Meyer has since watched her stepmother refuse treatment and die of cancer. Her advice for anyone else facing a life-threatening illness is to learn as much about the illness and nutrition as possible.
"But do not negate your doctors' advice or any prescribed medication, unless that option has failed," she said.
Asked why she wrote the book now, Meyer said, "I had it half written in 1984 but then didn't have the time."

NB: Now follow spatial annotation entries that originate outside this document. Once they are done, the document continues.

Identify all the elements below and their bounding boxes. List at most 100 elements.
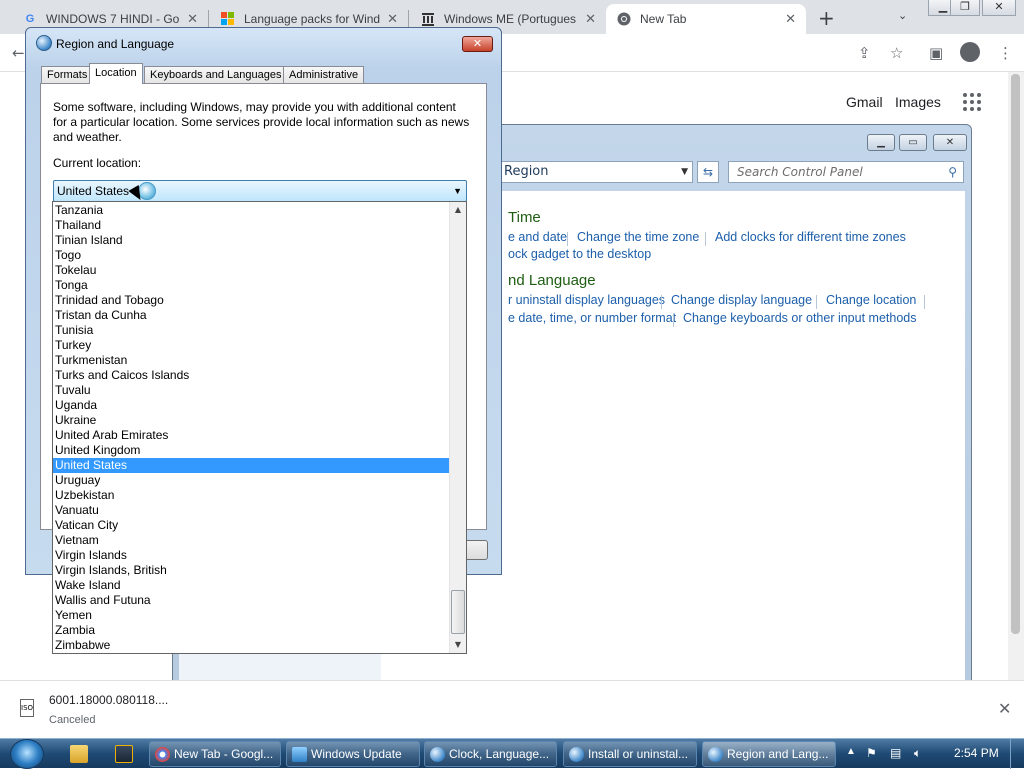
location-option[interactable]: United Kingdom xyxy=(53,443,450,458)
close-tab-icon[interactable]: ✕ xyxy=(785,11,796,27)
browser-tab-active[interactable]: New Tab ✕ xyxy=(606,4,806,34)
dropdown-scrollbar[interactable]: ▲ ▼ xyxy=(449,202,466,653)
taskbar-button-active[interactable]: Region and Lang... xyxy=(702,741,836,767)
page-scrollbar[interactable] xyxy=(1008,72,1024,680)
location-option[interactable]: Tanzania xyxy=(53,203,450,218)
location-option[interactable]: Tokelau xyxy=(53,263,450,278)
action-center-icon[interactable]: ⚑ xyxy=(866,746,877,760)
taskbar-button[interactable]: New Tab - Googl... xyxy=(149,741,281,767)
close-tab-icon[interactable]: ✕ xyxy=(387,11,398,27)
address-bar[interactable]: Region ▼ xyxy=(493,161,693,183)
tab-location[interactable]: Location xyxy=(89,63,143,84)
menu-icon[interactable]: ⋮ xyxy=(998,44,1013,62)
location-option[interactable]: United Arab Emirates xyxy=(53,428,450,443)
location-option[interactable]: Wallis and Futuna xyxy=(53,593,450,608)
location-option[interactable]: Tristan da Cunha xyxy=(53,308,450,323)
link-uninstall-display-languages[interactable]: r uninstall display languages xyxy=(508,293,665,307)
section-heading-language[interactable]: nd Language xyxy=(508,272,596,289)
link-date-time[interactable]: e and date xyxy=(508,230,567,244)
google-icon: G xyxy=(25,13,35,25)
close-tab-icon[interactable]: ✕ xyxy=(585,11,596,27)
gmail-link[interactable]: Gmail xyxy=(846,94,883,110)
microsoft-icon xyxy=(220,11,236,27)
location-combobox[interactable]: United States ▼ xyxy=(53,180,467,202)
location-option[interactable]: Uganda xyxy=(53,398,450,413)
taskbar-button[interactable]: Install or uninstal... xyxy=(563,741,697,767)
location-option[interactable]: Turkey xyxy=(53,338,450,353)
location-option[interactable]: Zimbabwe xyxy=(53,638,450,653)
images-link[interactable]: Images xyxy=(895,94,941,110)
restore-icon[interactable]: ❐ xyxy=(950,0,980,16)
location-option[interactable]: Tonga xyxy=(53,278,450,293)
scroll-up-icon[interactable]: ▲ xyxy=(450,202,466,218)
link-add-clocks[interactable]: Add clocks for different time zones xyxy=(715,230,906,244)
close-icon[interactable]: ✕ xyxy=(998,699,1011,718)
location-option[interactable]: Thailand xyxy=(53,218,450,233)
location-option[interactable]: Tuvalu xyxy=(53,383,450,398)
scroll-down-icon[interactable]: ▼ xyxy=(450,637,466,653)
chevron-down-icon[interactable]: ▼ xyxy=(681,162,688,182)
location-dropdown-list[interactable]: Tanzania Thailand Tinian Island Togo Tokelau… xyxy=(52,201,467,654)
link-change-time-zone[interactable]: Change the time zone xyxy=(577,230,699,244)
location-option[interactable]: Togo xyxy=(53,248,450,263)
location-option[interactable]: Wake Island xyxy=(53,578,450,593)
link-change-location[interactable]: Change location xyxy=(826,293,916,307)
tab-separator xyxy=(208,10,209,28)
location-description: Some software, including Windows, may pr… xyxy=(53,100,470,144)
location-option[interactable]: Vatican City xyxy=(53,518,450,533)
location-option[interactable]: Ukraine xyxy=(53,413,450,428)
refresh-icon[interactable]: ⇆ xyxy=(697,161,719,183)
volume-icon[interactable]: 🔈︎ xyxy=(914,746,921,761)
link-change-display-language[interactable]: Change display language xyxy=(671,293,812,307)
show-hidden-icons-icon[interactable]: ▲ xyxy=(846,746,856,757)
back-icon[interactable]: ← xyxy=(12,44,25,62)
download-filename[interactable]: 6001.18000.080118.... xyxy=(49,693,168,707)
link-clock-gadget[interactable]: ock gadget to the desktop xyxy=(508,247,651,261)
media-player-icon[interactable] xyxy=(115,745,133,763)
scrollbar-thumb[interactable] xyxy=(451,590,465,634)
network-icon[interactable]: ▤ xyxy=(890,746,901,760)
close-icon[interactable]: ✕ xyxy=(462,36,493,52)
share-icon[interactable]: ⇪ xyxy=(858,44,871,62)
minimize-icon[interactable]: ▁ xyxy=(867,134,895,151)
location-option[interactable]: Vanuatu xyxy=(53,503,450,518)
close-icon[interactable]: ✕ xyxy=(982,0,1016,16)
clock[interactable]: 2:54 PM xyxy=(954,746,999,760)
location-option[interactable]: Turkmenistan xyxy=(53,353,450,368)
location-option[interactable]: Virgin Islands xyxy=(53,548,450,563)
location-option[interactable]: United States xyxy=(53,458,450,473)
location-option[interactable]: Vietnam xyxy=(53,533,450,548)
search-input[interactable]: Search Control Panel ⚲ xyxy=(728,161,964,183)
location-option[interactable]: Yemen xyxy=(53,608,450,623)
explorer-icon[interactable] xyxy=(70,745,88,763)
link-change-keyboards[interactable]: Change keyboards or other input methods xyxy=(683,311,916,325)
search-icon[interactable]: ⚲ xyxy=(948,162,957,182)
maximize-icon[interactable]: ▭ xyxy=(899,134,927,151)
location-option[interactable]: Tunisia xyxy=(53,323,450,338)
show-desktop-button[interactable] xyxy=(1010,739,1024,769)
start-button[interactable] xyxy=(10,739,44,769)
location-option[interactable]: Turks and Caicos Islands xyxy=(53,368,450,383)
side-panel-icon[interactable]: ▣ xyxy=(929,44,943,62)
chevron-down-icon[interactable]: ▼ xyxy=(453,181,462,201)
profile-avatar-icon[interactable] xyxy=(960,42,980,62)
location-option[interactable]: Tinian Island xyxy=(53,233,450,248)
apps-grid-icon[interactable] xyxy=(962,92,982,115)
new-tab-icon[interactable]: + xyxy=(818,6,835,30)
tab-separator xyxy=(408,10,409,28)
location-option[interactable]: Zambia xyxy=(53,623,450,638)
scrollbar-thumb[interactable] xyxy=(1011,74,1020,634)
link-change-format[interactable]: e date, time, or number format xyxy=(508,311,676,325)
tab-search-icon[interactable]: ⌄ xyxy=(898,9,907,22)
bookmark-star-icon[interactable]: ☆ xyxy=(890,44,903,62)
close-icon[interactable]: ✕ xyxy=(933,134,967,151)
location-option[interactable]: Virgin Islands, British xyxy=(53,563,450,578)
taskbar-button[interactable]: Windows Update xyxy=(286,741,420,767)
location-option[interactable]: Trinidad and Tobago xyxy=(53,293,450,308)
taskbar-label: New Tab - Googl... xyxy=(174,747,274,761)
section-heading-time[interactable]: Time xyxy=(508,209,541,226)
taskbar-button[interactable]: Clock, Language... xyxy=(424,741,557,767)
close-tab-icon[interactable]: ✕ xyxy=(187,11,198,27)
location-option[interactable]: Uruguay xyxy=(53,473,450,488)
location-option[interactable]: Uzbekistan xyxy=(53,488,450,503)
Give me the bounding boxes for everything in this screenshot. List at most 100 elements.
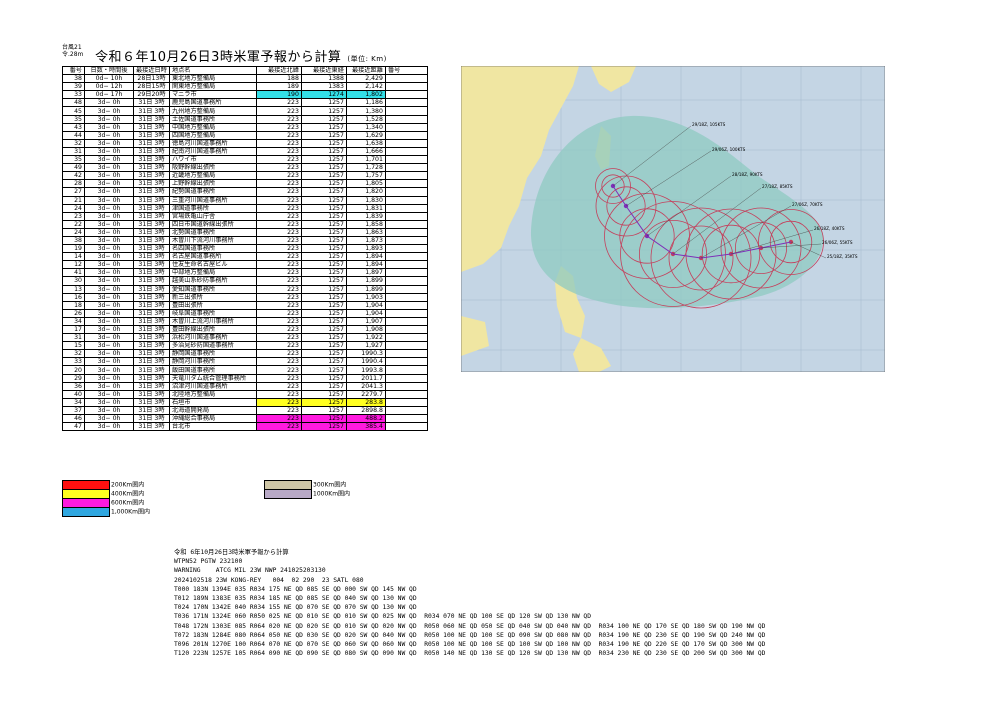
table-row: 45 3d− 0h 31日 3時 九州地方整備局 223 1257 1,380 xyxy=(62,106,428,116)
cell-lat: 223 xyxy=(255,316,302,327)
cell-lon: 1257 xyxy=(300,98,347,108)
cell-elapsed: 3d− 0h xyxy=(84,195,134,205)
cell-time: 31日 3時 xyxy=(133,422,170,432)
cell-time: 31日 3時 xyxy=(133,163,170,173)
cell-elapsed: 3d− 0h xyxy=(84,381,134,391)
cell-no: 39 xyxy=(62,82,85,92)
cell-time: 31日 3時 xyxy=(133,211,170,221)
bulletin-line: T048 172N 1303E 085 R064 020 NE QD 020 S… xyxy=(174,622,766,630)
cell-lon: 1257 xyxy=(300,397,347,407)
cell-time: 31日 3時 xyxy=(133,187,170,197)
cell-lat: 223 xyxy=(255,333,302,343)
cell-extra xyxy=(384,341,428,351)
cell-lat: 223 xyxy=(255,244,302,254)
cell-place: 名四国道事務所 xyxy=(168,244,257,254)
legend-swatch xyxy=(62,507,110,517)
cell-time: 31日 3時 xyxy=(133,138,170,148)
cell-dist: 1,899 xyxy=(345,276,386,286)
cell-lat: 223 xyxy=(255,276,302,286)
cell-lat: 223 xyxy=(255,203,302,213)
legend-label: 200Km圏内 xyxy=(111,481,145,489)
cell-lon: 1257 xyxy=(300,349,347,359)
legend-item: 200Km圏内 xyxy=(62,480,150,490)
bulletin-line: T000 183N 1394E 035 R034 175 NE QD 085 S… xyxy=(174,585,417,593)
cell-time: 31日 3時 xyxy=(133,365,170,375)
legend-left: 200Km圏内 400Km圏内 600Km圏内 1,000Km圏内 xyxy=(62,480,150,517)
cell-lon: 1257 xyxy=(300,195,347,205)
legend-item: 300Km圏内 xyxy=(264,480,350,490)
cell-elapsed: 3d− 0h xyxy=(84,300,134,310)
cell-dist: 1,922 xyxy=(345,333,386,343)
cell-place: 岐阜国道事務所 xyxy=(168,308,257,318)
cell-extra xyxy=(384,276,428,286)
cell-place: 静岡河川事務所 xyxy=(168,357,257,367)
cell-time: 31日 3時 xyxy=(133,179,170,189)
forecast-label: 27/18Z, 85KTS xyxy=(762,184,793,189)
unit-note: (単位: Km) xyxy=(347,55,387,63)
cell-dist: 1,873 xyxy=(345,235,386,246)
cell-time: 31日 3時 xyxy=(133,155,170,165)
cell-lat: 223 xyxy=(255,308,302,318)
cell-lon: 1257 xyxy=(300,284,347,294)
cell-lat: 223 xyxy=(255,130,302,140)
cell-lon: 1257 xyxy=(300,171,347,181)
cell-dist: 1,638 xyxy=(345,138,386,148)
cell-dist: 1,830 xyxy=(345,195,386,205)
cell-no: 27 xyxy=(62,187,85,197)
cell-lat: 223 xyxy=(255,98,302,108)
cell-lat: 223 xyxy=(255,422,302,432)
cell-dist: 1,380 xyxy=(345,106,386,116)
table-row: 16 3d− 0h 31日 3時 新三出張所 223 1257 1,903 xyxy=(62,292,428,302)
table-row: 20 3d− 0h 31日 3時 飯田国道事務所 223 1257 1993.8 xyxy=(62,365,428,375)
cell-time: 28日15時 xyxy=(133,82,170,92)
cell-extra xyxy=(384,422,428,432)
cell-elapsed: 3d− 0h xyxy=(84,260,134,270)
cell-time: 31日 3時 xyxy=(133,316,170,327)
cell-extra xyxy=(384,82,428,92)
cell-place: 豊田出張所 xyxy=(168,300,257,310)
cell-dist: 1990.3 xyxy=(345,349,386,359)
cell-extra xyxy=(384,163,428,173)
cell-no: 41 xyxy=(62,268,85,278)
cell-extra xyxy=(384,260,428,270)
cell-place: 木曽川下流河川事務所 xyxy=(168,235,257,246)
cell-extra xyxy=(384,397,428,407)
cell-dist: 1,927 xyxy=(345,341,386,351)
bulletin-line: T096 201N 1270E 100 R064 070 NE QD 070 S… xyxy=(174,641,766,649)
cell-extra xyxy=(384,114,428,124)
cell-place: 石垣市 xyxy=(168,397,257,407)
cell-place: 三重河川国道事務所 xyxy=(168,195,257,205)
cell-elapsed: 0d− 17h xyxy=(84,90,134,100)
cell-elapsed: 3d− 0h xyxy=(84,252,134,262)
cell-time: 31日 3時 xyxy=(133,389,170,399)
cell-elapsed: 3d− 0h xyxy=(84,373,134,383)
cell-place: 九州地方整備局 xyxy=(168,106,257,116)
forecast-label: 29/18Z, 105KTS xyxy=(692,122,726,127)
cell-dist: 2898.8 xyxy=(345,405,386,416)
cell-extra xyxy=(384,155,428,165)
cell-extra xyxy=(384,138,428,148)
cell-elapsed: 3d− 0h xyxy=(84,235,134,246)
forecast-label: 29/06Z, 100KTS xyxy=(712,147,746,152)
cell-time: 31日 3時 xyxy=(133,235,170,246)
table-row: 22 3d− 0h 31日 3時 四日市国道幹線出張所 223 1257 1,858 xyxy=(62,219,428,229)
table-row: 37 3d− 0h 31日 3時 北海道開発局 223 1257 2898.8 xyxy=(62,405,428,416)
bulletin-line: T120 223N 1257E 105 R064 090 NE QD 090 S… xyxy=(174,650,766,658)
cell-no: 47 xyxy=(62,422,85,432)
cell-extra xyxy=(384,219,428,229)
cell-extra xyxy=(384,106,428,116)
cell-lon: 1383 xyxy=(300,82,347,92)
cell-dist: 1,802 xyxy=(345,90,386,100)
cell-elapsed: 3d− 0h xyxy=(84,138,134,148)
cell-place: 北陸地方整備局 xyxy=(168,389,257,399)
cell-extra xyxy=(384,268,428,278)
cell-place: 東北地方整備局 xyxy=(168,74,257,84)
cell-lat: 188 xyxy=(255,74,302,84)
table-row: 38 0d− 10h 28日13時 東北地方整備局 188 1388 2,429 xyxy=(62,74,428,84)
cell-lat: 223 xyxy=(255,187,302,197)
cell-lat: 223 xyxy=(255,389,302,399)
cell-no: 16 xyxy=(62,292,85,302)
cell-place: ハワイ市 xyxy=(168,155,257,165)
cell-place: 新三出張所 xyxy=(168,292,257,302)
cell-place: 沼津河川国道事務所 xyxy=(168,381,257,391)
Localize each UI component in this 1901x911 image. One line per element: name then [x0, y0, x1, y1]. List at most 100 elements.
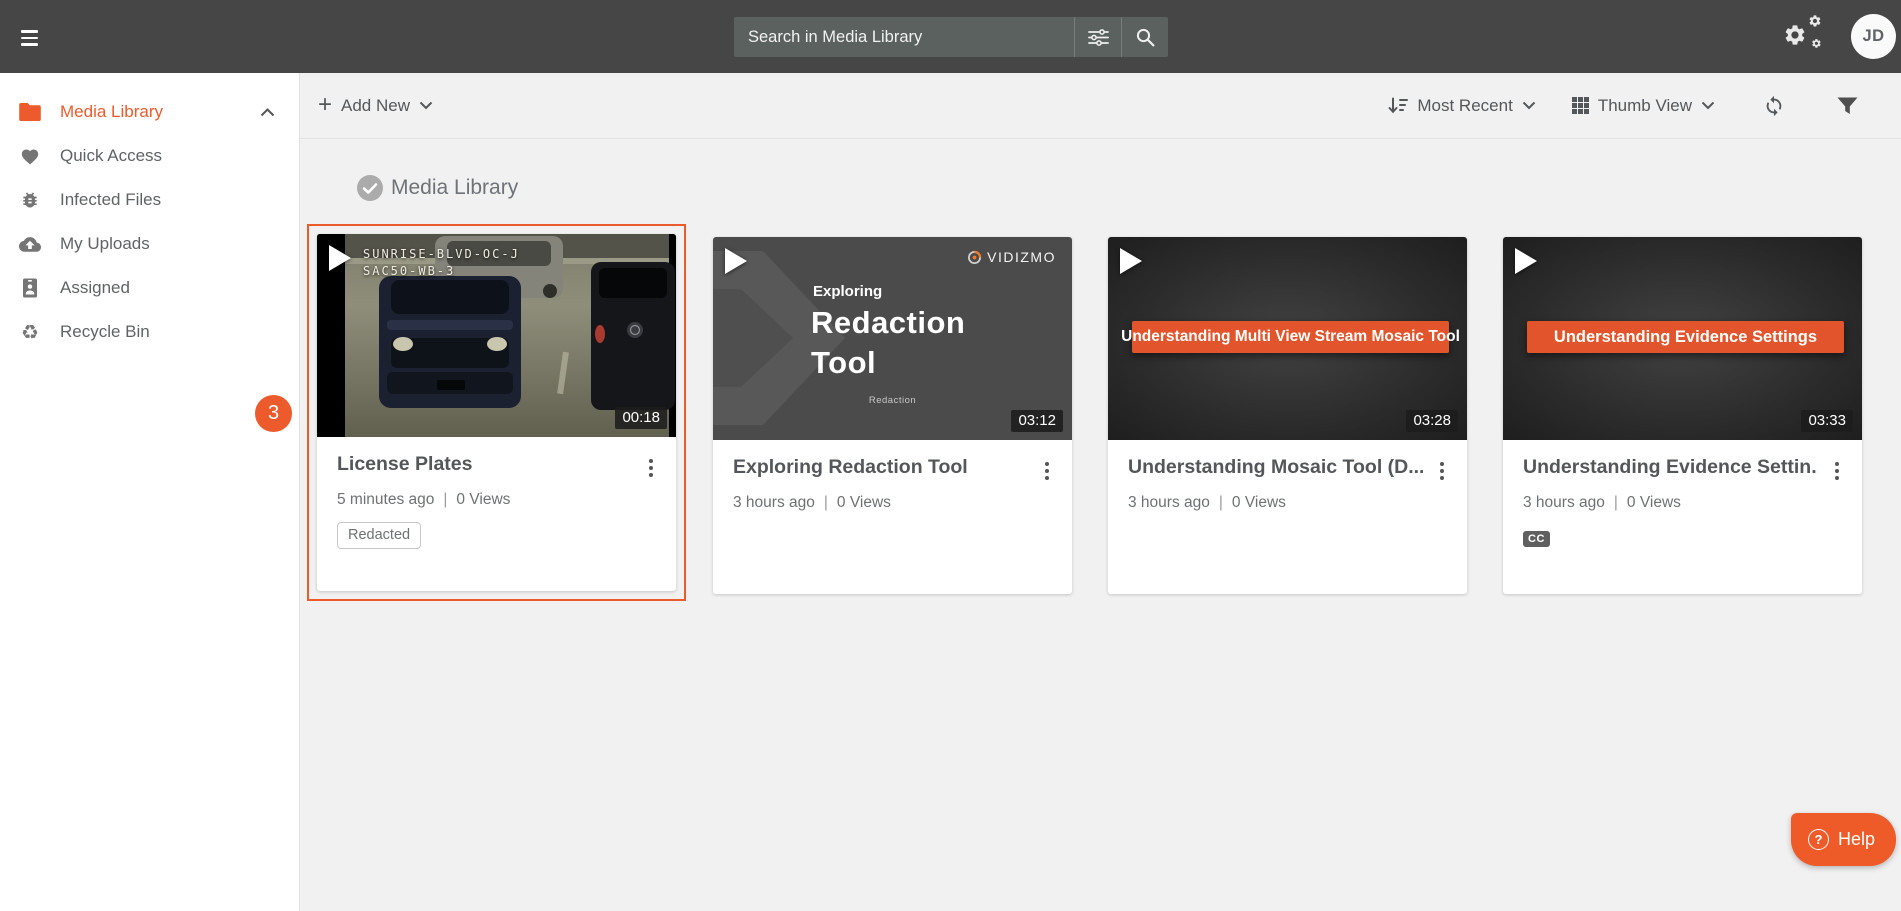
gears-icon settings-button[interactable] — [1782, 13, 1834, 59]
play-icon — [1120, 248, 1142, 274]
kebab-menu-icon[interactable] — [1830, 459, 1844, 483]
search-submit-button[interactable] — [1122, 17, 1168, 57]
sidebar-item-my-uploads[interactable]: My Uploads — [0, 222, 299, 266]
sliders-icon — [1088, 29, 1109, 46]
help-label: Help — [1838, 829, 1875, 850]
meta-separator: | — [1219, 494, 1223, 512]
sort-dropdown[interactable]: Most Recent — [1388, 96, 1535, 116]
media-grid: Media Library — [300, 139, 1901, 911]
question-icon: ? — [1808, 829, 1829, 850]
filter-button[interactable] — [1837, 97, 1858, 115]
play-icon — [1515, 248, 1537, 274]
kebab-menu-icon[interactable] — [1040, 459, 1054, 483]
check-circle-icon[interactable] — [357, 175, 383, 201]
card-meta: 3 hours ago | 0 Views — [1128, 494, 1449, 512]
section-header: Media Library — [357, 175, 518, 201]
refresh-button[interactable] — [1763, 95, 1785, 117]
chevron-down-icon — [1522, 101, 1536, 110]
navy-car-shape — [379, 276, 521, 408]
duration-badge: 03:28 — [1406, 410, 1458, 432]
meta-separator: | — [824, 494, 828, 512]
sort-label: Most Recent — [1417, 96, 1512, 116]
view-label: Thumb View — [1598, 96, 1692, 116]
brand-logo-icon — [967, 250, 982, 265]
card-info: License Plates 5 minutes ago | 0 Views R… — [317, 437, 676, 549]
sidebar-item-assigned[interactable]: Assigned — [0, 266, 299, 310]
media-card-license-plates: SUNRISE-BLVD-OC-J SAC50-WB-3 00:18 Licen… — [317, 234, 676, 591]
promo-title-line1: Redaction — [811, 305, 965, 341]
thumbnail-banner: Understanding Multi View Stream Mosaic T… — [1132, 321, 1449, 353]
sidebar-item-label: Infected Files — [60, 190, 299, 210]
video-title[interactable]: Understanding Evidence Settin... — [1523, 456, 1818, 479]
black-car-shape — [591, 262, 675, 410]
sidebar-item-label: Quick Access — [60, 146, 299, 166]
video-thumbnail[interactable]: Understanding Evidence Settings 03:33 — [1503, 237, 1862, 440]
card-info: Understanding Mosaic Tool (D... 3 hours … — [1108, 440, 1467, 512]
view-count: 0 Views — [1232, 494, 1286, 512]
play-icon — [725, 248, 747, 274]
card-info: Exploring Redaction Tool 3 hours ago | 0… — [713, 440, 1072, 512]
sidebar-item-quick-access[interactable]: Quick Access — [0, 134, 299, 178]
view-dropdown[interactable]: Thumb View — [1572, 96, 1715, 116]
kebab-menu-icon[interactable] — [1435, 459, 1449, 483]
cloud-upload-icon — [0, 236, 60, 252]
duration-badge: 03:33 — [1801, 410, 1853, 432]
time-ago: 5 minutes ago — [337, 491, 434, 509]
video-thumbnail[interactable]: VIDIZMO Exploring Redaction Tool Redacti… — [713, 237, 1072, 440]
user-avatar[interactable]: JD — [1851, 14, 1896, 59]
card-meta: 3 hours ago | 0 Views — [733, 494, 1054, 512]
heart-icon — [0, 147, 60, 165]
play-icon — [329, 245, 351, 271]
sidebar-item-label: Media Library — [60, 102, 260, 122]
duration-badge: 03:12 — [1011, 410, 1063, 432]
video-thumbnail[interactable]: SUNRISE-BLVD-OC-J SAC50-WB-3 00:18 — [317, 234, 676, 437]
media-card-understanding-evidence-settings: Understanding Evidence Settings 03:33 Un… — [1503, 237, 1862, 594]
sidebar-item-infected-files[interactable]: Infected Files — [0, 178, 299, 222]
id-badge-icon — [0, 278, 60, 298]
bug-icon — [0, 190, 60, 210]
time-ago: 3 hours ago — [1128, 494, 1210, 512]
sidebar-item-media-library[interactable]: Media Library — [0, 90, 299, 134]
sidebar-item-label: Recycle Bin — [60, 322, 299, 342]
camera-overlay-text: SAC50-WB-3 — [363, 264, 455, 278]
card-info: Understanding Evidence Settin... 3 hours… — [1503, 440, 1862, 547]
chevron-down-icon — [1701, 101, 1715, 110]
chevron-up-icon[interactable] — [260, 108, 275, 117]
video-title[interactable]: Exploring Redaction Tool — [733, 456, 968, 479]
add-new-label: Add New — [341, 96, 410, 116]
video-thumbnail[interactable]: Understanding Multi View Stream Mosaic T… — [1108, 237, 1467, 440]
selection-count-badge: 3 — [255, 395, 292, 432]
search-bar — [734, 17, 1168, 57]
card-meta: 3 hours ago | 0 Views — [1523, 494, 1844, 512]
meta-separator: | — [443, 491, 447, 509]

She and Jerry Green had two more children -- a daughter, Jessie, in 1982 and a son, Cody in 1985 -- then were divorced in 1989, and after several years as a working single mother, she got remarried in 1991 and had another son, Daniel, who is now 15.
"It was in my heart but I never had time until five years ago," she said. "And it is a benefit of God's timing that the years have provided a better opportunity to look back. I was so young, everything happened so quickly back then, and God kept putting it into my heart to do this."
The 221-page paperback is available online at chadstriumph.com, tatepublishing.com or after July 31 at amazon.com, walmart.com and barnesandnoble.com.